Just before half time the entire complexion of the game was changed. After the referee had given a few yellow cards for some fairly innocuous looking fouls, Partisan were shocked to find themselves on the right end of a controversial decision. PJ and their big capitan of a centerback were both going for a ball inside the Bohemians’ penalty area, when PJ got there first and was shoved off the ball illegally so deemed the referee. Despite a certain number 8’s best effort to put Garrett off by moving the ball after he had already placed it, (stay classy praha) old man parker coolly dispatched the penalty into the top left hand corner leaving the magenta-flowered clad keeper no chance, (his shirt was never going to escape this match report) 2-0 halftime.
The second half started similar to the first, and just 5 minutes in partisan had their third. After taking countless goal kicks short, their center back decided to go for the long one and kind of scuffed a low line drive, which Dammy headed straight to Shaz who was left unmarked right at the top of the box. He had more than enough time to pick his spot and deposit his shot safely into the bottom left-hand corner, the third in a trio of excellent finishes on the day. Unfortunately there wouldn’t be any more finishing or anything for that matter, because what would come next would be a footballing or should I say sporting first for everyone in attendance.

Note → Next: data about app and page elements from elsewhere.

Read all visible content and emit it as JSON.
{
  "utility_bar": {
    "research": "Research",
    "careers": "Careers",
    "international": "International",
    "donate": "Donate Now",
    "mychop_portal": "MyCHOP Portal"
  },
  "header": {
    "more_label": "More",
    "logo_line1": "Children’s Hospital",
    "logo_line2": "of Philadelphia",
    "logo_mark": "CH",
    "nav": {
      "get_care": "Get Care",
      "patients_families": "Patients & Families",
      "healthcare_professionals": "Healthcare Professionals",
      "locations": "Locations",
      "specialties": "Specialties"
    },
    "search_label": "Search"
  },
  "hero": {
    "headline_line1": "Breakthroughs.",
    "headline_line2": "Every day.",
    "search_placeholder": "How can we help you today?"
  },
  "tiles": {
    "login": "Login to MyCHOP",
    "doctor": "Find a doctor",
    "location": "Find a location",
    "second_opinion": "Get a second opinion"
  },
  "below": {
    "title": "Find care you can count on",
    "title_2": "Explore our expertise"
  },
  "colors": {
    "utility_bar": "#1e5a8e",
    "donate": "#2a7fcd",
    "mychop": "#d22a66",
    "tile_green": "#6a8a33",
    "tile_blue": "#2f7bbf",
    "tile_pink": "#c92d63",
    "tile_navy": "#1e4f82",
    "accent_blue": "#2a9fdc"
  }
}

After a fairly routine contest between Shaz and their center back trying to see the ball out for a corner, the ball went out for a goal kick. There were some protests perhaps as to whether Shaz committed a foul, should have been booked, or what have you. Humpty who was now the active linesman had seen enough, and threw in the proverbial towel for his team, by flinging his linesman’s flag in the general direction of the referee. On humpty’s nonchalant stroll back to the bench he uttered a no-no word, to which the ref told him to hit the showers, showed him a red card. Humpty didn’t take very kindly to that. Before we knew it, the supposed former Olympic bronze medalist weightlifter champion (maybe special Olympics because Wikipedia disagrees) had cling-jerked the poor ref into a bear hug and hoisted him high over his head and was calculating his next move. When he first picked him up, it almost seemed comical, but the look on the ref’s face told a different story as he went limp as a fish and was making a concerted effort to not fight back presumably as he’d been trained to do in such circumstances. Anyway, much to Christos’ disappointment, the ref wasn’t suplexed, but rather placed carefully into the undersized waste bin, and sort of shoved into the netting there.
Understandably, the match was immediately abandoned with little protest, especially from the bohemians players who seemed relatively amused by the entire episode.
This was a new low, even for this sorry excuse of a league. Things like this make me glad that I grew up with proper coaches and role models who taught me how to play the game the right way. Where the Prague league can go from here is anyone’s guess.
Special mention to Endre who went above and beyond the call of duty and escorted/drove the ref back to his home where could only try to get on with his day.